Hegazy shared with us his experience working on Transport for Cairo, a project that aims to create a map for all the means of public transportation in Cairo. Hegazy shared with how ‘scale’ is the biggest problem for achieving such a project, and how his team saw the ‘Open Data’ approach as a key element for the success of Transport for Cairo, especially because having the data open can help members of the public develop applications around Transport for Cairo, can provide researchers with analytical data, and provide entrepreneurs in Egypt with new business opportunities.
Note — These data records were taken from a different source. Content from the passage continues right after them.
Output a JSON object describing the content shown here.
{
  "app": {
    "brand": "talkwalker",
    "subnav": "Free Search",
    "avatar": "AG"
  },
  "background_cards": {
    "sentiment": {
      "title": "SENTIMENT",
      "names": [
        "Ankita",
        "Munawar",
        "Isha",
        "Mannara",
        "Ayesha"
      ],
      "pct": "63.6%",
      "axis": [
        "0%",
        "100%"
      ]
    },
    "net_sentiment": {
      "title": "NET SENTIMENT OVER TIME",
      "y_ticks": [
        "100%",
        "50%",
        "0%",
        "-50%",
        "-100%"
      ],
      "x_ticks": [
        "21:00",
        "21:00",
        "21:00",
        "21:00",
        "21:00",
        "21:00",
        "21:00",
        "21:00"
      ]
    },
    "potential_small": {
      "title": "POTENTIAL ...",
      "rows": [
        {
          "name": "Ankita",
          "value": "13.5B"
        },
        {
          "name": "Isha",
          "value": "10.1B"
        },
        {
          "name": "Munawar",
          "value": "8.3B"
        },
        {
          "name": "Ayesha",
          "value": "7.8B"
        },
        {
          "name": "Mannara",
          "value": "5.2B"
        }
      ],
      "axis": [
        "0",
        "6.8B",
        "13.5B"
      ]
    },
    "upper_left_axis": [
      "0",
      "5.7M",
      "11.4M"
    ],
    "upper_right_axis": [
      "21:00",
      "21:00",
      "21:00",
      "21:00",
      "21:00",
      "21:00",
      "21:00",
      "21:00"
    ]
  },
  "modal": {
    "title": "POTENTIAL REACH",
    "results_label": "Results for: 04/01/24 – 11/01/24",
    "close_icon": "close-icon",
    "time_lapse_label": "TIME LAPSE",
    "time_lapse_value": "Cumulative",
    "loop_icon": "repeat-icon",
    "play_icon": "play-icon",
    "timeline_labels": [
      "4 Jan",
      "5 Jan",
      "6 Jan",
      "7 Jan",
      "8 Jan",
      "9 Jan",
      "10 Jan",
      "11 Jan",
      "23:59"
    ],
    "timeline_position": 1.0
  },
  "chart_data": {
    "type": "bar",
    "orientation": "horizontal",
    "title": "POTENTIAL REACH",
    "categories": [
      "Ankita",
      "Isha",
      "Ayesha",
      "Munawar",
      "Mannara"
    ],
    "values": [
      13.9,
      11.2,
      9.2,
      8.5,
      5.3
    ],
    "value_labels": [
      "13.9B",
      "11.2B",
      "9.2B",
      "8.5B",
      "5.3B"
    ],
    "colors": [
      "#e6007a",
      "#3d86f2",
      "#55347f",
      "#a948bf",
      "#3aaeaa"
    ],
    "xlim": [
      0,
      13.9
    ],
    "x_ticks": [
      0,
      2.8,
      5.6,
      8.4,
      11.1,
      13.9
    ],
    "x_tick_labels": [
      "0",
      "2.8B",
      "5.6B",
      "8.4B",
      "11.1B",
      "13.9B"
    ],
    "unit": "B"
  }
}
Hegazy’s team has been working on this project for six months now and already have a database that covers the metro details such as the map and train timing using the GTFS open standard.
Yousuf told us about his experience as a co-founder of Qanoon.om, a website for making Omani legislation data available the public. The website is the only resource that publishes all primary Omani legislation text for free on the internet. Even though the Omani government attempts to make this data available to the public, it is lacking in several areas. Yousuf noted that what makes Qanoon.om possible is the fact that the government has a legal obligation to release this data periodically and that the data is exempt from copyright protection, hence the data can be provided on Qanoon.om easily and systematically. The website is already used by thousands of people in Oman such as lawyers, civil servants, researchers and members of the public.inset
It was great to learn about the developments of “Openness” in the Arab World and to learn about the different Open Data projects in the Arab World. Like the rest of the world, members of the public in the Arab World are data-hungry and are looking forward to see their governments put more effort in this regard.